Although I did manage to put some kind of crude message together, imagine trying to write a novel or something! Letters of the alphabet are symbols, and while the letters of the English alphabet don’t have meanings in and of themselves like Hebrew letters do, their real ability to communicate shines when they are combined with other letters to make words and sentences.

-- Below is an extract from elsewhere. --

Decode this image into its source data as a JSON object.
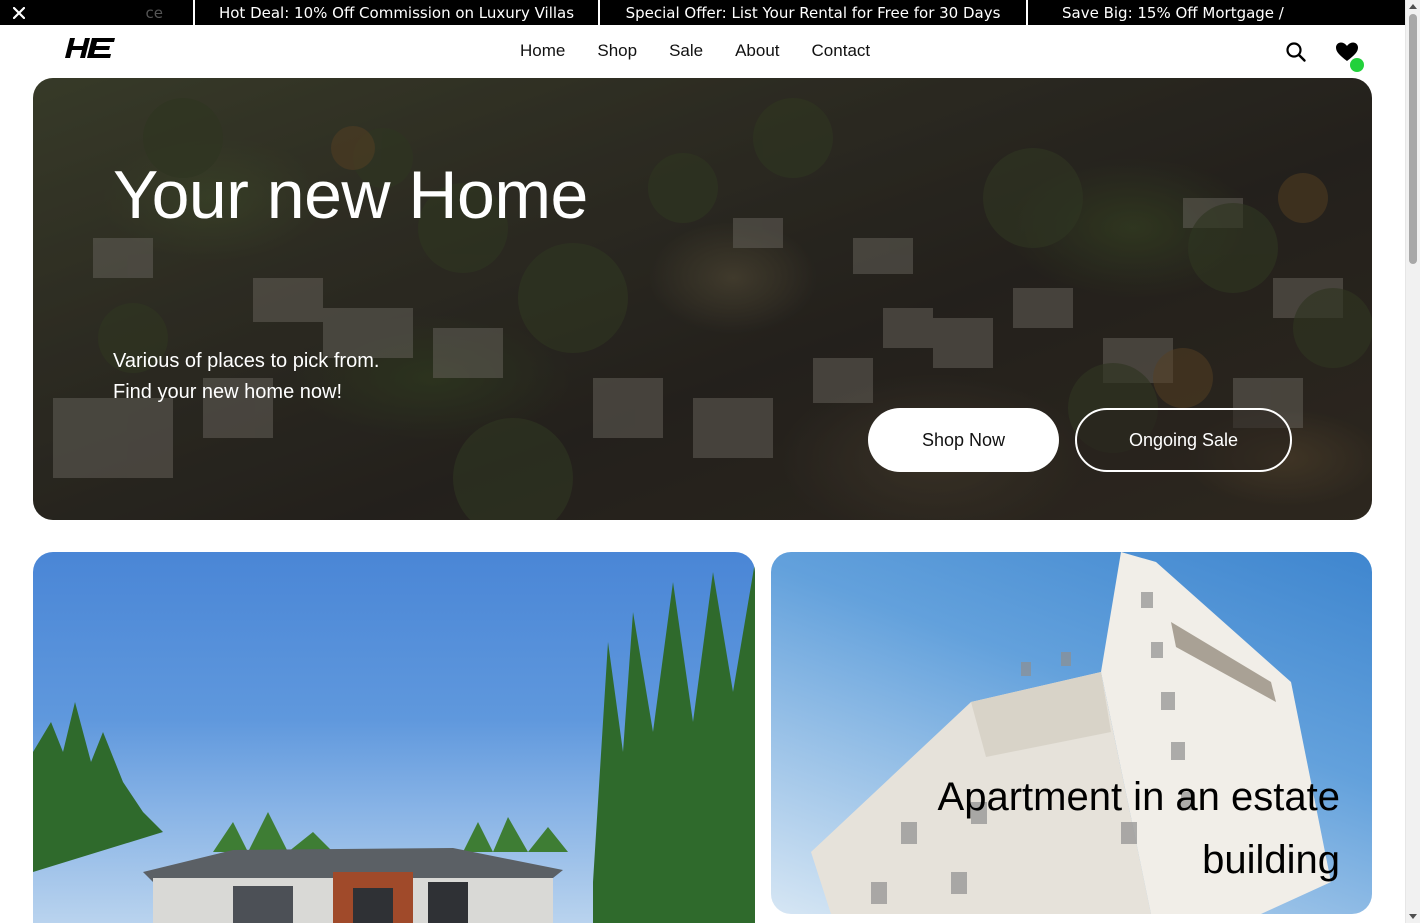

As you can see by the photo below, having only 26 letters to work with severely limits one’s capacity to communicate.
If we think of symbols like letters of the alphabet that form words and sentences, then we are expanding our capacity to be taught by the Spirit.
One of the things that worried me about creating my Symbol Cards and ldsSymbols.com was inadvertantly establishing some kind of authoritative guide that led people to exclude any meanings that didn’t appear in my resources. I didn’t want people to think that the meanings I shared were the only meanings or that some meanings were “better” or “more correct” than others.
I felt like the projects were worthwhile as long as people understood that they represented a starting point, a place to document certain potential meanings that appear to be consistently used in scripture, culture, mathematics, biology, astronomy, etc. I think I need to do a better job at expressing that because it cannot be stated enough.
What do you think?
- Has symbolism been a tough subject for you to understand?
- Does McConkie’s quote resonate with your experience or help you see things in a new light?
- What other qualities about symbolism do you feel are important to take note of?